Lastly, the three-judge panel ruled that, even if the CFPB’s RESPA interpretation were correct, it conflicts with prior HUD pronouncements and its retroactive application, therefore, violates constitutional due process.  While the CFPB acknowledges the court’s due process holding may be insufficient alone to justify en banc review of the three-judge panel decision, it notes a prior D.C. Circuit holding (Clark-Cowlitz Joint Operating Agency v. FERC (1987)) that an agency may reverse an interpretation and apply it to the case at hand unless there is a severe impact to the respondent and justifiable reliance on contrary agency pronouncements.  The CFPB asserts PHH did not justifiably rely on prior HUD opinions and requests an opportunity to address this holding if the court rehears the RESPA arguments.

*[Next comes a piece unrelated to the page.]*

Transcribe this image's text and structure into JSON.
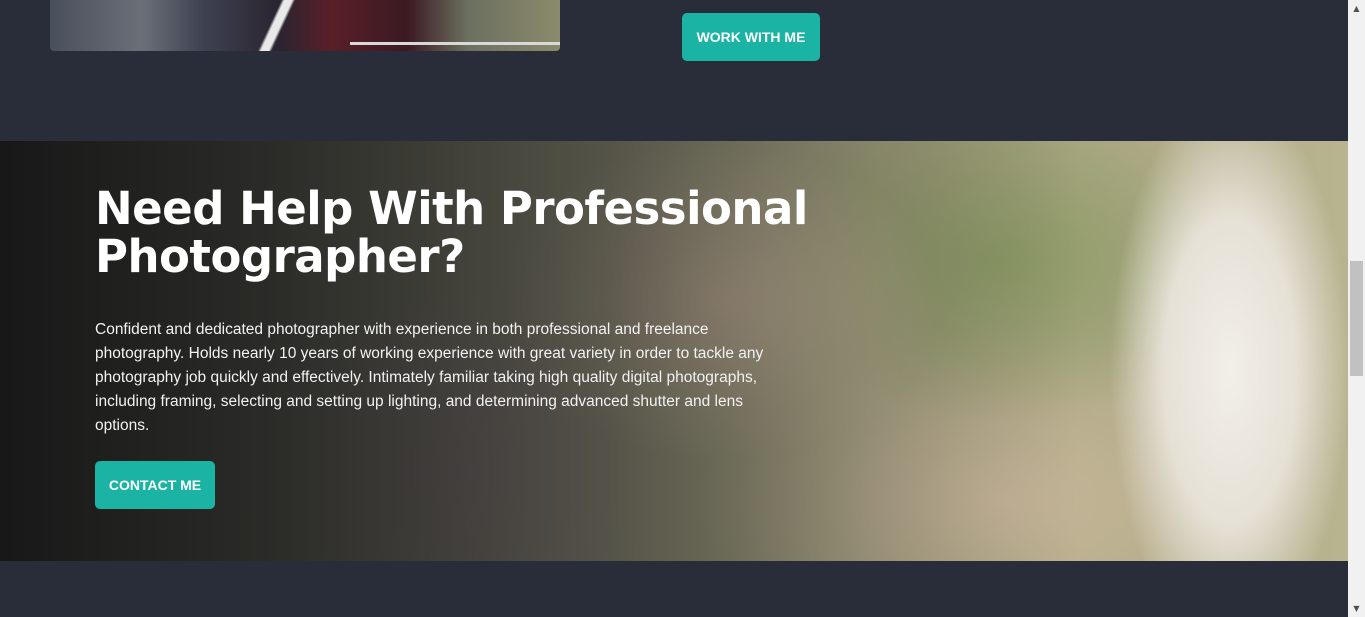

While the CFPB awaits the court’s consideration of its petition, the CFPB will continue operating as an independent agency with a single director removable by the President only for cause and presumably will rely on the RESPA interpretations it espoused in the PHH Corp. case.  The CFPB’s petition likely will extend this case another 9 to 12 months, which will give the new Trump administration, advocacy groups, and the settlement services industry plenty of time to weigh in.